DIALEKSIS.COM | Banda Aceh - Koordinator Gerakan Anti Korupsi (GeRAK) Aceh, Askhalani mengatakan, ada beberapa hal yang sangat urgen dilakukan, pertama pasca penangkapan Menteri Sosial (Mensos) Juliari Batubara oleh KPK akhir-akhir ini.

"Momen ini juga sekaligus menjadi efek kejut bagi penyelenggara negara dalam mengelola alokasi Anggaran Bansos Covid-19, karena berkaca pada kejadian perkara menunjukan, alokasi anggaran dana bencana sangat mudah dikorupsi," jelas Askhalani kepada Dialeksis.com, Selasa (8/12/2020).
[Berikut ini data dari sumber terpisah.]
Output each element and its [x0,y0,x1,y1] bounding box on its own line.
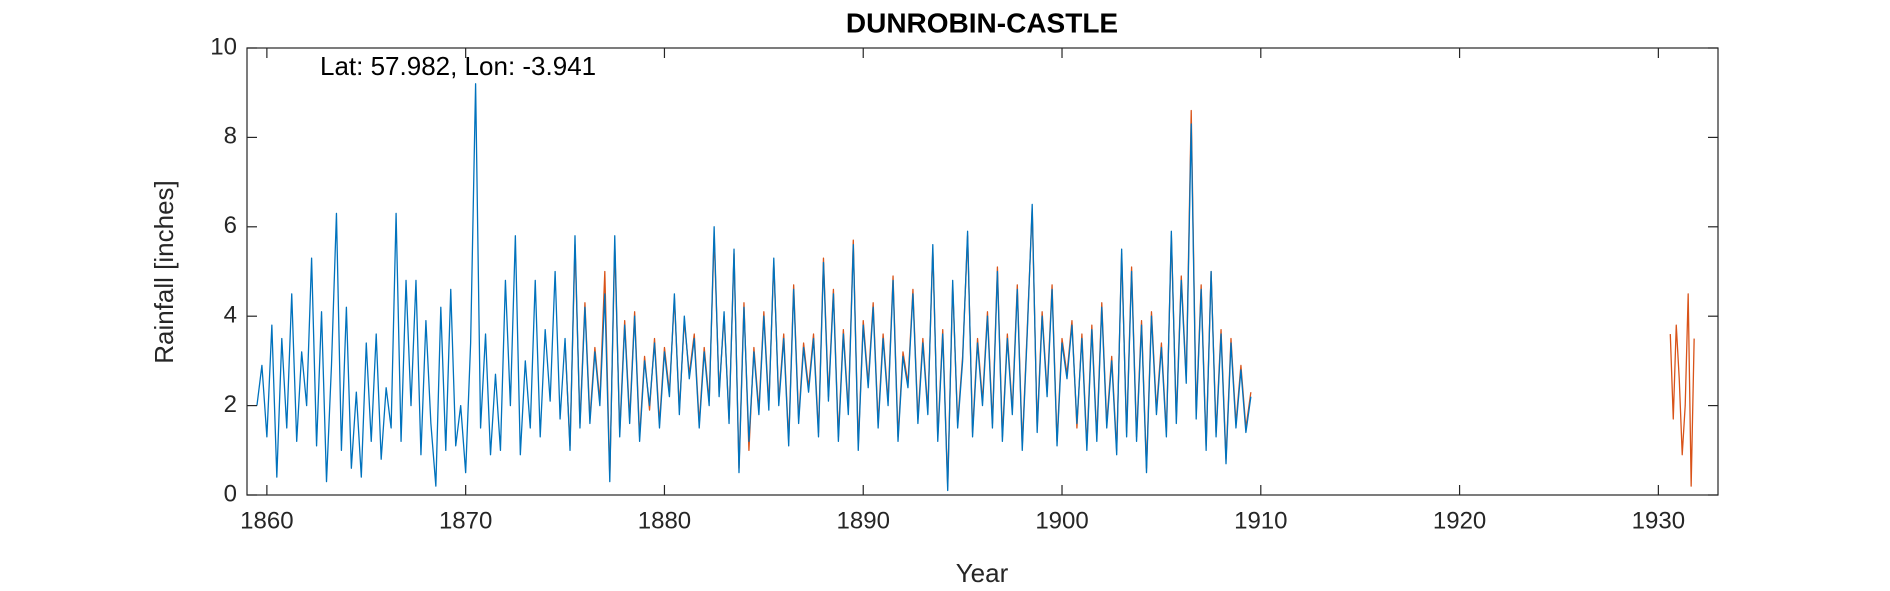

Kemudian, lanjutnya, untuk pos Anggaran Pendapatan dan Belanja Aceh (APBA) yang dipakai oleh pemerintah dalam pengelolaan dana Covid-19 juga harus dibuka secara akuntabel dan transparan, karena anggaran bencana harus mendapat perhatian khusus dari banyak pihak.

"Dan khusus untuk Aceh pemerintah juga harus berani terbuka terkait dan mendorong Badan Pemeriksa Keuangan (BPK) RI untuk melakukan audit khusus terhadap alokasi dana yang sudah dibelanjakan," ujar Askhalani.

Merujuk dari fakta yang saat ini terjadi, Askhalani menyimpulkan bahwa pengelolaan dana Covid-19 rawan dikorupsi. Begitu juga dengan pos anggaran bencana yang dikelola oleh Pemerintah Aceh khususnya oleh Satuan Kerja Perangkat Aceh (SKPA) terkait baik dinas kesehatan, dinas sosial maupun Badan Penanggulangan Bencana Aceh (BPBA).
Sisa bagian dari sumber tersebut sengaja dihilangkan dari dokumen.